What if we were to assume at least partial continuity of emotional expression and intelligence between animals and man and thus permit ourselves to talk about animal behavior in a new light? We might risk the error of sometimes attributing capacities that did not exist, but we would surely find humanlike capacities that do exist but are currently hidden from us by the blinders we press over our eyes. Would the error of sometimes erroneously attributing capacities that did not exist be greater than that of never discovering any emotional or intellectual capacities that were continuous with our own? I think not. At the very least, if one scientist made a mistake and attributed some capacity to an animal that was far beyond its true ability, another scientist would come along and correct this mistake. As
the situation currently stands, we don’t even have the right to make the mistake. We should be able to ask questions about how animals perceive their worlds, their roles in those worlds, and what kinds of events or relationships alter these perceptions. It seems to me that this is what a science of animal behavior should be about.

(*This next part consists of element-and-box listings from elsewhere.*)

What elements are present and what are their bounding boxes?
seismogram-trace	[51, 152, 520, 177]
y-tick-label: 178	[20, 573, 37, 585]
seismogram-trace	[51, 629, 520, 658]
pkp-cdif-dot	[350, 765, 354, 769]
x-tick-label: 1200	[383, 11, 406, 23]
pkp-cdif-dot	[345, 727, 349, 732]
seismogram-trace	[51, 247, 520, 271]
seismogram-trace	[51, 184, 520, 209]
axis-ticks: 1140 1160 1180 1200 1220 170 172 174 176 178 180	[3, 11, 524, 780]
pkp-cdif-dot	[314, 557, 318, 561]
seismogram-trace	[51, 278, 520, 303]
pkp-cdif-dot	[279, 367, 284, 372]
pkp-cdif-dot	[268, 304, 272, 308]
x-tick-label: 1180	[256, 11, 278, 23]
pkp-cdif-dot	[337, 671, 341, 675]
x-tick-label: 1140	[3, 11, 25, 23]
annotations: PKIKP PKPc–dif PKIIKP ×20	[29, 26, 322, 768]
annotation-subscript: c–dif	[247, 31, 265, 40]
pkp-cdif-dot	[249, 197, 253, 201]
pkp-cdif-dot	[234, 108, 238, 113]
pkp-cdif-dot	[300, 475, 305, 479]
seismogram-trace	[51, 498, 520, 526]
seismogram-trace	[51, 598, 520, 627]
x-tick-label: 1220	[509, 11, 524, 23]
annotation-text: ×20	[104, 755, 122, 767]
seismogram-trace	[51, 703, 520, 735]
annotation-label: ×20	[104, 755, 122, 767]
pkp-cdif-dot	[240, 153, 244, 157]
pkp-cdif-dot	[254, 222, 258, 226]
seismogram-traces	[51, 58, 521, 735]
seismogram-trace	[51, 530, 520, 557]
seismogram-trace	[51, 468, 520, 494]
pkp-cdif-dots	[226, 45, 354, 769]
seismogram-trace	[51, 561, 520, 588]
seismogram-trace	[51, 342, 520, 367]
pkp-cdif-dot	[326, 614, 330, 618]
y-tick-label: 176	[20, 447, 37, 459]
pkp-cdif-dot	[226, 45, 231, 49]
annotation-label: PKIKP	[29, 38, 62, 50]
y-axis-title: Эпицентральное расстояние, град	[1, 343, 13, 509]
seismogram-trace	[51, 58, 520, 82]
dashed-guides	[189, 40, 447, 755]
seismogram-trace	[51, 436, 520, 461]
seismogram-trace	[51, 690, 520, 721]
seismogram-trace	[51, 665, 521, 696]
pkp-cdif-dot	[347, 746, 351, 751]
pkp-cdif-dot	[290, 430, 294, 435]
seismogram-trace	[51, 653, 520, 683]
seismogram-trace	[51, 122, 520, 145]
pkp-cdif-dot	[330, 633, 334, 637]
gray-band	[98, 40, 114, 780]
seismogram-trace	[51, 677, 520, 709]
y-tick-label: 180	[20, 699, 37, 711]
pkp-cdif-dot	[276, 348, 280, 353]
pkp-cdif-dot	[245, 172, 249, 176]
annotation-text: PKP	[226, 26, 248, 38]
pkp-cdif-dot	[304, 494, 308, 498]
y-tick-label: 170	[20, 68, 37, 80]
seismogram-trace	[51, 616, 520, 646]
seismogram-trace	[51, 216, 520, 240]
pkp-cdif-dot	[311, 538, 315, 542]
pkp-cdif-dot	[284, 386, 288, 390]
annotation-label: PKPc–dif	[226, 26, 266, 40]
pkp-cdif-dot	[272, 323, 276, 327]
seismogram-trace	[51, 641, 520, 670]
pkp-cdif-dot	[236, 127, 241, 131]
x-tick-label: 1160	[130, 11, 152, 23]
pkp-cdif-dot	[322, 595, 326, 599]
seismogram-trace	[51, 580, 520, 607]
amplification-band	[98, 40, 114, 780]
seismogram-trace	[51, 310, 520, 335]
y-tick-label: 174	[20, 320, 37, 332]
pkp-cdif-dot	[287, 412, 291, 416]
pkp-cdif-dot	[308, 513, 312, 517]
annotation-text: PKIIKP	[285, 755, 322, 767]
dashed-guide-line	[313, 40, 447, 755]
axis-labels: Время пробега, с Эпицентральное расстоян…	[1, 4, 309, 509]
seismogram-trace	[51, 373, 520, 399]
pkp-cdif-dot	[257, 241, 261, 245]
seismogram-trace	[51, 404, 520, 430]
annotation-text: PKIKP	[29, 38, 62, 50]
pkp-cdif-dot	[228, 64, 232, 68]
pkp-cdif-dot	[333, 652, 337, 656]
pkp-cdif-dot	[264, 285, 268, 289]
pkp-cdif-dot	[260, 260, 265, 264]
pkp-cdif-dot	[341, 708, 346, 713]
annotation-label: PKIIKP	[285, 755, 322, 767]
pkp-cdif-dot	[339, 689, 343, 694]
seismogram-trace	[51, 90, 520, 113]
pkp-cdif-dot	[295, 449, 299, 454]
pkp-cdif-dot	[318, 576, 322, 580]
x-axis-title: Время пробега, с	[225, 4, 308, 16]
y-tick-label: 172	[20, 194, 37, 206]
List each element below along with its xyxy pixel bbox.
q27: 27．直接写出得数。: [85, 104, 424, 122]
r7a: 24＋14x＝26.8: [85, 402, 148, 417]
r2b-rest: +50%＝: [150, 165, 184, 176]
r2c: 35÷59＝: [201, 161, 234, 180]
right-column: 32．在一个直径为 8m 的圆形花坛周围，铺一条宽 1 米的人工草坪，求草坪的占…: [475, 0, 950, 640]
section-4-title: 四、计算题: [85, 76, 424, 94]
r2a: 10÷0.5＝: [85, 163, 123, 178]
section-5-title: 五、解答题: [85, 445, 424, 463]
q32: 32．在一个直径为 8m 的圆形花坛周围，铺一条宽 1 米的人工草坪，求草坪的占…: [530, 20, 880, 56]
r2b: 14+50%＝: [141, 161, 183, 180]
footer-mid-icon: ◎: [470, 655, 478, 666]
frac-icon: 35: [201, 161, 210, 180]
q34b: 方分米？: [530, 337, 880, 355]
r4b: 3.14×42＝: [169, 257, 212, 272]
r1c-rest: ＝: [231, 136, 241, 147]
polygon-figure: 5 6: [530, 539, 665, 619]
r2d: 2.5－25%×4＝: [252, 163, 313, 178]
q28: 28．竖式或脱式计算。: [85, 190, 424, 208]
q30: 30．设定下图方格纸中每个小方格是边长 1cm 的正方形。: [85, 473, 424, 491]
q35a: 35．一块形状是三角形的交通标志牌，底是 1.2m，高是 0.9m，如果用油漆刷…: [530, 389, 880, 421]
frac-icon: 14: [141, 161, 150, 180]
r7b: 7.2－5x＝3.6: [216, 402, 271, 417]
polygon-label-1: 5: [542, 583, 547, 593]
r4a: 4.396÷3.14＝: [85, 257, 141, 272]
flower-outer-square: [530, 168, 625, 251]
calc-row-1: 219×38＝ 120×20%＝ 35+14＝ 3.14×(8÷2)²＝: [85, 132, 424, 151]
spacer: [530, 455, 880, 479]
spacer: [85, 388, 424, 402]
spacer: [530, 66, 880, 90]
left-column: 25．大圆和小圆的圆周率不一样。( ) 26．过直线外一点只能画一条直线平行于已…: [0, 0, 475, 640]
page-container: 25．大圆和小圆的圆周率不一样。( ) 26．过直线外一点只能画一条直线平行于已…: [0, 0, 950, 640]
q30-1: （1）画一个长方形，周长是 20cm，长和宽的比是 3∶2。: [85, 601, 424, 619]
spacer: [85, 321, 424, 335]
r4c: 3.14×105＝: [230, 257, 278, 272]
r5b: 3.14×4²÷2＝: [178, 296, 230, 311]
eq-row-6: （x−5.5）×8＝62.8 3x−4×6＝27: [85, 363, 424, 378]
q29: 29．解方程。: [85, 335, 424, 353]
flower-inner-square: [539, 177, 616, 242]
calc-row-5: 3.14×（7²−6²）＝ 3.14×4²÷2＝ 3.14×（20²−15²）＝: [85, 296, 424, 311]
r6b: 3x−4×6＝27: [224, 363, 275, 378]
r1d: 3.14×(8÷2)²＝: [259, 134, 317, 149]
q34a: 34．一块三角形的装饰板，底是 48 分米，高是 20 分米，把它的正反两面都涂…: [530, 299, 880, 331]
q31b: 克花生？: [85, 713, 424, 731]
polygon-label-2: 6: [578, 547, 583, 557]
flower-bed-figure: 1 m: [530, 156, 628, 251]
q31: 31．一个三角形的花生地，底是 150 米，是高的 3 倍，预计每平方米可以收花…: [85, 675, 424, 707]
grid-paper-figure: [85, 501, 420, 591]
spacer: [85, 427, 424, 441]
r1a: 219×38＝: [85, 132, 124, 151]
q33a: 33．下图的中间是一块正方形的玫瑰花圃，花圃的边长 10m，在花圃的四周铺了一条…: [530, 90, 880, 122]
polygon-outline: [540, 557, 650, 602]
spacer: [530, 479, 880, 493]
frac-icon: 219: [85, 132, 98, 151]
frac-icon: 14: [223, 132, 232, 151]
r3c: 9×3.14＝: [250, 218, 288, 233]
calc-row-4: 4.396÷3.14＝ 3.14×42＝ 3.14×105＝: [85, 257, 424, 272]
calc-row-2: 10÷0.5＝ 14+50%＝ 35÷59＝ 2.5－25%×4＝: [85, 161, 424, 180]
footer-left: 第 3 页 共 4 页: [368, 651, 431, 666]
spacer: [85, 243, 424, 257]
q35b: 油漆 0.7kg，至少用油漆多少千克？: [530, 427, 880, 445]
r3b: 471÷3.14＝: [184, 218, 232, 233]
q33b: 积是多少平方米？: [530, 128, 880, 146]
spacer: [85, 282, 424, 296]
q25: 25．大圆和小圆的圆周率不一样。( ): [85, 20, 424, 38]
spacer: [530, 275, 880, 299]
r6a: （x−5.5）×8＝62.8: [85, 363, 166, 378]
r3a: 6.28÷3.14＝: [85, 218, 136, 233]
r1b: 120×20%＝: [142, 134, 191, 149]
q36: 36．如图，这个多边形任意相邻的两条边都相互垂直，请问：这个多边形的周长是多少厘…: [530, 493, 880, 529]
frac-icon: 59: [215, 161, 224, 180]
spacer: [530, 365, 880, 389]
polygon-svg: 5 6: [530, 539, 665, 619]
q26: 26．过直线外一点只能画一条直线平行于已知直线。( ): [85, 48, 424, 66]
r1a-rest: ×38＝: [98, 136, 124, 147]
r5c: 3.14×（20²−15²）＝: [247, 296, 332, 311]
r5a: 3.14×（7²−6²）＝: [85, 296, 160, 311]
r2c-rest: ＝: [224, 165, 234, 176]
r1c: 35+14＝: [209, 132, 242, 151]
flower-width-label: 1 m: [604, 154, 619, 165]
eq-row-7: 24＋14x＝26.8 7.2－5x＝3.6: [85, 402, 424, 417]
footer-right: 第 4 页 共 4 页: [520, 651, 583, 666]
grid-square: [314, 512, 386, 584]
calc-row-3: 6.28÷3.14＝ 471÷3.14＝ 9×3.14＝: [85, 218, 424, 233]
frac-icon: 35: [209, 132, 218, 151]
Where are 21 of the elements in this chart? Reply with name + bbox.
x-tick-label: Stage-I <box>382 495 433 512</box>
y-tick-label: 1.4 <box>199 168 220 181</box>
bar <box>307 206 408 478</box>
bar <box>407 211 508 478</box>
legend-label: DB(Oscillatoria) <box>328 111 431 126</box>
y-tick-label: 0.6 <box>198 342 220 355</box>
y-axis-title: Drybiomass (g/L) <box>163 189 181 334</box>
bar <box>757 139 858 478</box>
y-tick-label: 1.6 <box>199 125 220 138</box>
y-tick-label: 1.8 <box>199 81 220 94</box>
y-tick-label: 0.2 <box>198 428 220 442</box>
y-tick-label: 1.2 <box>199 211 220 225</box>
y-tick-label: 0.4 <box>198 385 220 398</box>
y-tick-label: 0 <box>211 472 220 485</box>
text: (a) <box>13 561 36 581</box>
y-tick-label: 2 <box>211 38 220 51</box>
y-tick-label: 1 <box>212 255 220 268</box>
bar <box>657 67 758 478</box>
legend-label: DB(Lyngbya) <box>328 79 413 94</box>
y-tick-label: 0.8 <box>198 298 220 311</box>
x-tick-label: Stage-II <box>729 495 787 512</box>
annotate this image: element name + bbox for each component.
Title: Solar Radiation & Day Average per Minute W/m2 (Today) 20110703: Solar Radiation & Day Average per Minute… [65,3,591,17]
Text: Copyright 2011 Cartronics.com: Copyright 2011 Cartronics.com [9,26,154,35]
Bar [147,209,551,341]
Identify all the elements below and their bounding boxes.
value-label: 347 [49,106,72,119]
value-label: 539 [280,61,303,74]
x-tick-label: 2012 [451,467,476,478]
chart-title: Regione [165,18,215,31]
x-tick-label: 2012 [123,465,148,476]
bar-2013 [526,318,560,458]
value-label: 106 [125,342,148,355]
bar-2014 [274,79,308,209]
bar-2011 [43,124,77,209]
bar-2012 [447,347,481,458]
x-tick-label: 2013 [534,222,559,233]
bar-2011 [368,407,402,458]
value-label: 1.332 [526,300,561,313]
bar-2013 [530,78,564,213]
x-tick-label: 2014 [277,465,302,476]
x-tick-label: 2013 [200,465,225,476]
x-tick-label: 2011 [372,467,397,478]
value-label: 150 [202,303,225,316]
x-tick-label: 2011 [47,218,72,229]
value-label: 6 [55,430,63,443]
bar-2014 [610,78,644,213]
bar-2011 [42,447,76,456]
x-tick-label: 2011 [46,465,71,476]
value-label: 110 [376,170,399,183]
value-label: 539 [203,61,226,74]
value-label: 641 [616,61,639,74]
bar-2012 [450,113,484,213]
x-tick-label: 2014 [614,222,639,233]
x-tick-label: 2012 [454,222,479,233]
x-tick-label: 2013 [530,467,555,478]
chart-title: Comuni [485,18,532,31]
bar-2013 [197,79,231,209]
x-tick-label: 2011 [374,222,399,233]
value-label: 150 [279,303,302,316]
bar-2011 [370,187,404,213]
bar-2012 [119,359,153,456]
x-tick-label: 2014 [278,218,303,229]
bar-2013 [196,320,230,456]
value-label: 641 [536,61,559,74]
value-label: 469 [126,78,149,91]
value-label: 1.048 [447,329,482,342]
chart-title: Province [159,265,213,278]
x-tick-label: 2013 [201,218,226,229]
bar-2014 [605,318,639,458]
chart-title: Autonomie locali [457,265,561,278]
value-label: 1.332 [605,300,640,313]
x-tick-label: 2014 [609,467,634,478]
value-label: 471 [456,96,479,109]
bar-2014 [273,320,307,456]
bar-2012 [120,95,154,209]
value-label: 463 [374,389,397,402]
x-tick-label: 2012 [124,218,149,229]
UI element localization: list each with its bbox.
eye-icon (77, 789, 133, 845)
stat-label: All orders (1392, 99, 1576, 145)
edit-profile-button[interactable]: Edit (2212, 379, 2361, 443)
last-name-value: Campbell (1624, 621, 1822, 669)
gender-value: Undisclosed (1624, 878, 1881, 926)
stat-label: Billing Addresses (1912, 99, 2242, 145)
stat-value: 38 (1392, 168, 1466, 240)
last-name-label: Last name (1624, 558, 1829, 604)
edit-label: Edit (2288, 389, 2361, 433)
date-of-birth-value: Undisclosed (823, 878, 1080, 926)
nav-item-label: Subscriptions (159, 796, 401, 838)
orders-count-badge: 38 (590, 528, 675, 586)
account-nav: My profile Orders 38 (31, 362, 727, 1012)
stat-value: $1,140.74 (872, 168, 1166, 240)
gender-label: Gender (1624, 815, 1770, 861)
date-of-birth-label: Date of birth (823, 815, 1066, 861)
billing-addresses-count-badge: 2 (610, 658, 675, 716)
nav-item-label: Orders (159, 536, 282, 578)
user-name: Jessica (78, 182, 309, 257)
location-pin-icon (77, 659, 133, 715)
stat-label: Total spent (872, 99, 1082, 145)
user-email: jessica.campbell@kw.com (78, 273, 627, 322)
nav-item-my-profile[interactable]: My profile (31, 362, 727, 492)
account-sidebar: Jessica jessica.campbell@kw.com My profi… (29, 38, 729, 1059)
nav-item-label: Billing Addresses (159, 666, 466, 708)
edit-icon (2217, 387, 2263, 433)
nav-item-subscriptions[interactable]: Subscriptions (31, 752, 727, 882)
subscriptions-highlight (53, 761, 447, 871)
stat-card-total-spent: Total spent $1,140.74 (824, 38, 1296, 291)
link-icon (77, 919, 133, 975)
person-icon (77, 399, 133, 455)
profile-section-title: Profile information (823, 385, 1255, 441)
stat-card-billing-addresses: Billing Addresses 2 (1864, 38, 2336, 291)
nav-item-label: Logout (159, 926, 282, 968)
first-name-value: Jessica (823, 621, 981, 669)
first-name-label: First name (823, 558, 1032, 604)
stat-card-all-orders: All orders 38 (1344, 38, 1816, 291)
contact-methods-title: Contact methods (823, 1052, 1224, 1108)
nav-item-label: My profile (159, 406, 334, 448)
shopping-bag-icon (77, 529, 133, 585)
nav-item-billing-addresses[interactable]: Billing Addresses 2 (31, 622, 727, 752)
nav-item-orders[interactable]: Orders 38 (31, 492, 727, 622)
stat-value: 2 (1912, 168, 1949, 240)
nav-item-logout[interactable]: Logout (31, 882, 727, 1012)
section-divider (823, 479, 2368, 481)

I am not the first to suggest that we need to look at animal behavior through a different lens. Donald Griffin has been urging us to do so since the 1970s. Why are so many behavioral scientists still unable to break out of their constraints? The problem lies in part in the omniscience we attribute to the human mind, an omniscience that we believe is made possible by the gift of language. Even students of behavior who would not deny minds to animals nonetheless maintain there is no way of gaining access to the animal mind; consequently, they believe the issue is, like that of religious experience, beyond science. I suggest that we expand our ways of doing science to encompass such questions.